Families receive cash windfall

Families feeling the pinch from the cost of living will receive some extra pocket money from the federal budget.

Treasurer Wayne Swan has announced the government will spread the benefits of the mining boom with a boost to the Family Tax Benefit Part A from July next year.

``We understand the pressures Australians face paying for electricity, housing, groceries, petrol or even a simple family outing,'' Mr Swan said.

An estimated 1.1 million families receiving the maximum amount will receive a windfall of $600 if they have two or more children and $300 if they have one child.

The 460,000 families receiving the base rate will pocket an extra $200 a year for two or more children and $100 for a single child.

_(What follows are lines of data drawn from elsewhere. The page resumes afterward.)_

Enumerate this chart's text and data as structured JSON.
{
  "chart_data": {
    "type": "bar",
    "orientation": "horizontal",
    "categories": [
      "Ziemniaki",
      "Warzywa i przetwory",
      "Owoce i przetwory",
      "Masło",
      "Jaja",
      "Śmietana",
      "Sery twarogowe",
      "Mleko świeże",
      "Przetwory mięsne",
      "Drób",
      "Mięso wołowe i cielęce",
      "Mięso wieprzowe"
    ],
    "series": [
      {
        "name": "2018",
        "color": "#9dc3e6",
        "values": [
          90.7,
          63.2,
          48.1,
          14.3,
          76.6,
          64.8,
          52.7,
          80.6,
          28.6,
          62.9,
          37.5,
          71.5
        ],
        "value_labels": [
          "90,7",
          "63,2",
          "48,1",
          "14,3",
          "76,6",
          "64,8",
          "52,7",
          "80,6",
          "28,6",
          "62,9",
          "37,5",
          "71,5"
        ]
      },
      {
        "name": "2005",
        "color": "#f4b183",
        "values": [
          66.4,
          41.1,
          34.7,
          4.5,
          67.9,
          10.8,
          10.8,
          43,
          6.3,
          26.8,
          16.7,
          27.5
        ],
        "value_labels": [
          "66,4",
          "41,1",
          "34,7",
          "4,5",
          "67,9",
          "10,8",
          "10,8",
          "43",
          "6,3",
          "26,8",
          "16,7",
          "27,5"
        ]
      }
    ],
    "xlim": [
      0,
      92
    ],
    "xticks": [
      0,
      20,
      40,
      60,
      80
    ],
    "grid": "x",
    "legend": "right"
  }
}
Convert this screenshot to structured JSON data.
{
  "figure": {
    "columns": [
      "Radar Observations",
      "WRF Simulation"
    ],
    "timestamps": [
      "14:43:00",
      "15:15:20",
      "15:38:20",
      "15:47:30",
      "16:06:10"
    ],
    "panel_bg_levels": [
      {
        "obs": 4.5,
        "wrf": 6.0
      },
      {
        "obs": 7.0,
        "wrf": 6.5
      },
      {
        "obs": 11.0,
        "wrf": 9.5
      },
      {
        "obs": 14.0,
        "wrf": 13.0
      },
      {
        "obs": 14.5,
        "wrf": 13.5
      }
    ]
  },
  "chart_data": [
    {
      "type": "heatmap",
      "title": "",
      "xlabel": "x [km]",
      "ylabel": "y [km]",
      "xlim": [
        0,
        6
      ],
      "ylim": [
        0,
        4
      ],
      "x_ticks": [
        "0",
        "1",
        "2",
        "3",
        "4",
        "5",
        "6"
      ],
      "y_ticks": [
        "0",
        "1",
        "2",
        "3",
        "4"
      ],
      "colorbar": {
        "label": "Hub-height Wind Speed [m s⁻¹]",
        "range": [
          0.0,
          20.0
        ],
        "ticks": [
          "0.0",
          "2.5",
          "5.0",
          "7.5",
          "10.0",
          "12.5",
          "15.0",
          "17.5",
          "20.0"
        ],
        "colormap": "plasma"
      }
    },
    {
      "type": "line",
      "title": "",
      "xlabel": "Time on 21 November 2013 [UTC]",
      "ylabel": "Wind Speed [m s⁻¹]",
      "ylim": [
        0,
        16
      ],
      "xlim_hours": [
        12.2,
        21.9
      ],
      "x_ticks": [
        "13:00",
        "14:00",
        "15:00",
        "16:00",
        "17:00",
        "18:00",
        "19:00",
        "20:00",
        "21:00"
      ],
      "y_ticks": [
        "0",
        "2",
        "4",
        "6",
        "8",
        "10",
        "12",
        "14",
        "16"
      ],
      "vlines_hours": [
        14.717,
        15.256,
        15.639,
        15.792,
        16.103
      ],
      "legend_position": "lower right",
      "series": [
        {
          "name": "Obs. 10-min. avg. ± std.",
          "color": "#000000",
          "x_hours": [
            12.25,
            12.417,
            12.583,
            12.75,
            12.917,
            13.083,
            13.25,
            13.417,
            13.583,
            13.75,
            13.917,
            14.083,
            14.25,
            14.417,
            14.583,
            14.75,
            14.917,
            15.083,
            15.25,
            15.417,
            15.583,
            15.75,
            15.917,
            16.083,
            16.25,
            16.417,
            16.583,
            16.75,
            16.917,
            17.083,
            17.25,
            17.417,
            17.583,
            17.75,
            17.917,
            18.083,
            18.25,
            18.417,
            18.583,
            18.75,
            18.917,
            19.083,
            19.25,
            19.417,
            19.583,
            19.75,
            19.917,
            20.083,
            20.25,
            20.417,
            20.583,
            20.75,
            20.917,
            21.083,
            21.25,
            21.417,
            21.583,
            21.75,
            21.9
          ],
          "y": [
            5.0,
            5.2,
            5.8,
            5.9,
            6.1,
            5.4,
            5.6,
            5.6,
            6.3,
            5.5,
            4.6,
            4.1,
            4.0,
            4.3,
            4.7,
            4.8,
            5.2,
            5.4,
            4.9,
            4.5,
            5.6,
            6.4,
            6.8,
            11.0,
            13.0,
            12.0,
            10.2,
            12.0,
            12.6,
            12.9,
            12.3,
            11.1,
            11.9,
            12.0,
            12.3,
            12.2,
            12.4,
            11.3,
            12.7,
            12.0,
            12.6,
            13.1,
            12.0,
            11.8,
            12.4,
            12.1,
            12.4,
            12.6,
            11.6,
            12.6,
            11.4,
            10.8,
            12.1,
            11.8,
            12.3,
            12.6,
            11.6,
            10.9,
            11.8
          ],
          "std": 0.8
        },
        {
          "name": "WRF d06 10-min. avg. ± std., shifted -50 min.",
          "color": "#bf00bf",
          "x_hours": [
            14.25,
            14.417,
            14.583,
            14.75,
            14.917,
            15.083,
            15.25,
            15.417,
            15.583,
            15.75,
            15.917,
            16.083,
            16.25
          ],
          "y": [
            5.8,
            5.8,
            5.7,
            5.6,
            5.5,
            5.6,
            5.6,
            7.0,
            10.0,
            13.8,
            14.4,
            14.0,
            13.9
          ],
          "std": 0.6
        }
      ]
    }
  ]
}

The School Kids Bonus will be a paperwork-free payment that will give 1.3 million families assistance with education costs.

Families will receive $410 for primary school pupils and $820 for high school students.

The bonus replaces the education tax refund that required families to collect receipts.

Charity groups had hoped the government would increase the Newstart allowance by $50 a week to help jobseekers struggling under the poverty line.

The Gillard government rejected those calls because revenue is tight but welfare recipients will benefit from a new supplementary allowance.

The allowance will help people on Youth Allowance, Newstart and parenting payments with the cost of essential bills.

Singles will receive $210 a year and couples $350 in two instalments.

The first payment is March.

People who lose their jobs will also be able to access welfare payments faster with a doubling of the liquid asset test amount to $5000 for singles and $10,000 for families.

This means fewer people will have to run down their savings to become eligible for payments.

The government has reaffirmed its decision to make cuts to parenting payments to save $700 million.

Parents will be able to transition to Newstart allowance and will stop receiving the payment when their youngest child turns six or if they are a single parent when their youngest turns eight.